Applying this to the hip joint (Figure 5), as the distance between the hip joint and the hip abductors is half of the distance between the hip joint and the centre of gravity (pubic symphysis), it so follows that the effort exerted by the hip abductors must be twice the force exerted by the upper body weight.

Figure 5. Class 3 lever applied to the hip

Causes of Trendelenburg’s sign

Any problems that affect the hip can cause a positive Trendelenburg’s sign (Figure 6). As upper body weight cannot be changed or affected, this leaves conditions affecting the hip joint or femur (skeletal abnormalities) and hip abductors (neuromuscular abnormalities).8

Figure 6. Trendelenburg’s sign in the hip

Skeletal abnormalities

Examples of skeletal abnormalities which can result in Trendelenburg’s sign:7,8,9

Developmental dysplasia of the hip (DDH) – a spectrum of disorders that cause spontaneous dislocation of the hip

Coxa vara – the angle between the femoral neck and femoral shaft is less than 120°

Slipped capital femoral epiphysis (SCFE) – the femoral metaphysis slides in relation to the epiphysis

Legg-Calve-Perthes disease – a childhood hip disorder marked by femoral head necrosis

Chronic subluxation/dislocation of the hip – resulting in hip instability

Greater trochanter fracture (acute or non-united) – insertion of the gluteus medius and minimus are compromised

Neuromuscular abnormalities

Examples of neuromuscular abnormalities which can result in Trendelenburg’s sign:7,8,9

Superior gluteal nerve injury – often iatrogenic following total hip replacement/hemiarthroplasty or due to trauma

L5 radiculopathy – the superior gluteal nerve is formed from L4, L5 and S1 spinal roots; often accompanied by foot drop

Gluteus medius and minimus weakness or damage (e.g. tears or tendonitis)

Poliomyelitis – causing paralysis of the hip abductors

Muscular dystrophy and other neuromuscular disorders

Pain inhibition leading to gluteal weakness (e.g. osteoarthritis of the hip)

Limitations of the test

A positive Trendelenburg’s sign may be concealed in early stages of osteonecrosis and pelvic drop can occur in healthy individuals with normal hip abductor mechanism but inadequate function.8

False positives can occur with lack of understanding/compliance, significant hip pain, and scoliosis (the costal margin may impinge on the iliac crest).

False negatives may occur when patients compensate by shifting their torso (and centre of gravity) over the weight-bearing hip, so be vigilant for upper body movements.9

Further investigations

The goal is to identify the underlying cause of the abnormal gait.

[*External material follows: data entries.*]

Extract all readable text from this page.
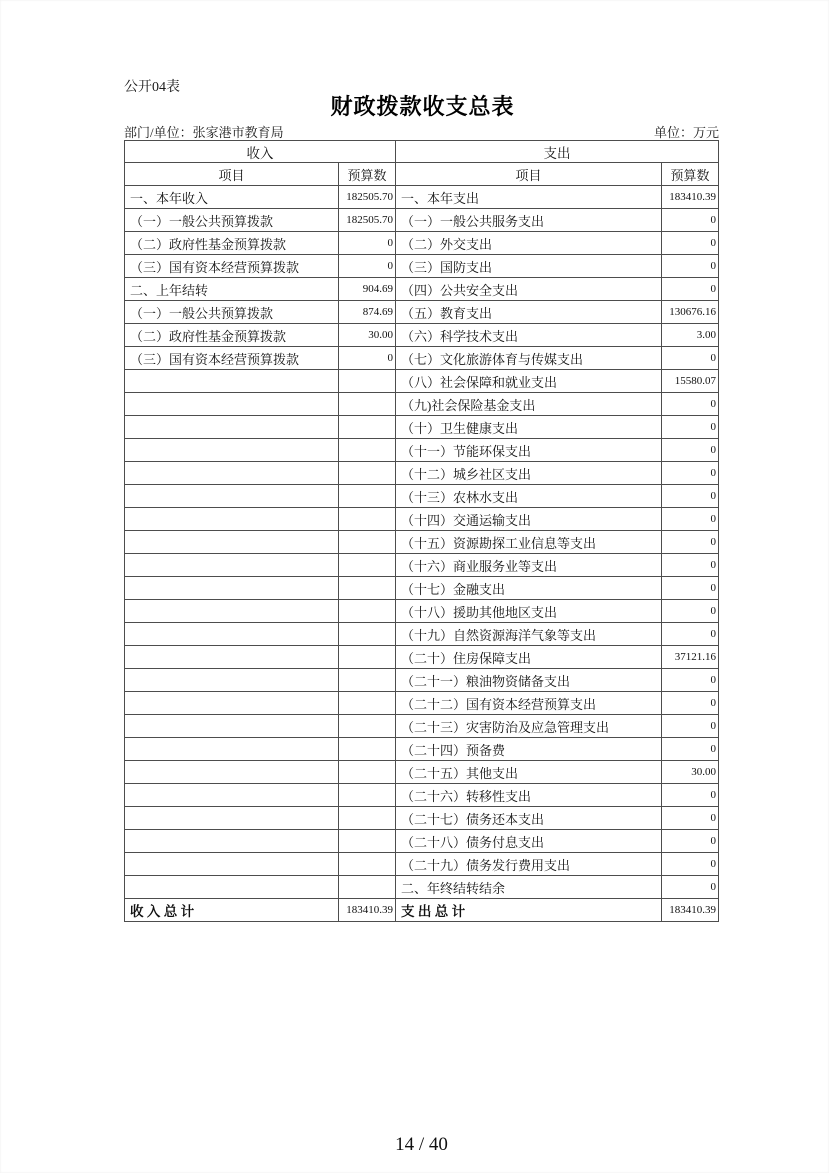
公开04表
财政拨款收支总表
部门/单位：张家港市教育局	单位：万元
收入		支出	
项目	预算数	项目	预算数
一、本年收入	182505.70	一、本年支出	183410.39
（一）一般公共预算拨款	182505.70	（一）一般公共服务支出	0
（二）政府性基金预算拨款	0	（二）外交支出	0
（三）国有资本经营预算拨款	0	（三）国防支出	0
二、上年结转	904.69	（四）公共安全支出	0
（一）一般公共预算拨款	874.69	（五）教育支出	130676.16
（二）政府性基金预算拨款	30.00	（六）科学技术支出	3.00
（三）国有资本经营预算拨款	0	（七）文化旅游体育与传媒支出	0
		（八）社会保障和就业支出	15580.07
		（九)社会保险基金支出	0
		（十）卫生健康支出	0
		（十一）节能环保支出	0
		（十二）城乡社区支出	0
		（十三）农林水支出	0
		（十四）交通运输支出	0
		（十五）资源勘探工业信息等支出	0
		（十六）商业服务业等支出	0
		（十七）金融支出	0
		（十八）援助其他地区支出	0
		（十九）自然资源海洋气象等支出	0
		（二十）住房保障支出	37121.16
		（二十一）粮油物资储备支出	0
		（二十二）国有资本经营预算支出	0
		（二十三）灾害防治及应急管理支出	0
		（二十四）预备费	0
		（二十五）其他支出	30.00
		（二十六）转移性支出	0
		（二十七）债务还本支出	0
		（二十八）债务付息支出	0
		（二十九）债务发行费用支出	0
		二、年终结转结余	0
收 入 总 计	183410.39	支 出 总 计	183410.39
14 / 40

A thorough history and clinical examination are essential before further investigations are considered.

Imaging:

X-ray of the local joints (e.g. knee, hip, lumbar spine)

Consider ultrasound, CT or MRI

Laboratory investigations:

Baseline blood tests may be performed to screen for evidence of system diseases (e.g. inflammatory arthropathies)

Special investigations:

Muscle biopsy

Nerve conduction studies

Differential diagnosis

It is useful to be able to differentiate Trendelenburg gait from other common gait patterns including:3,4

Antalgic gait: occurs due to pain upon weight-bearing, causing the patient to only briefly step on the painful side

Short-leg gait: caused by a discrepancy in length between the two legs; a consistent dip of the pelvis on the shorter side is observed

Key points

Trendelenburg’s test assesses the strength of the hip abductors.

It is performed as part of a routine gait examination or when a patient complains of a limp or hip pain.

A positive Trendelenburg’s sign (pathological) involves sagging of the pelvis on the unsupported side due to the abductor muscles failing to stabilise the hip towards the weight-bearing femur.

If a positive sign is present, Trendelenburg’s gait may also be observed.

Causes of a positive Trendelenburg’s sign include skeletal and neuromuscular abnormalities affecting the hip and hip abductors respectively.

Trendelenburg’s gait should be differentiated from antalgic gait (due to pain) and short-leg gait (due to differences in leg length).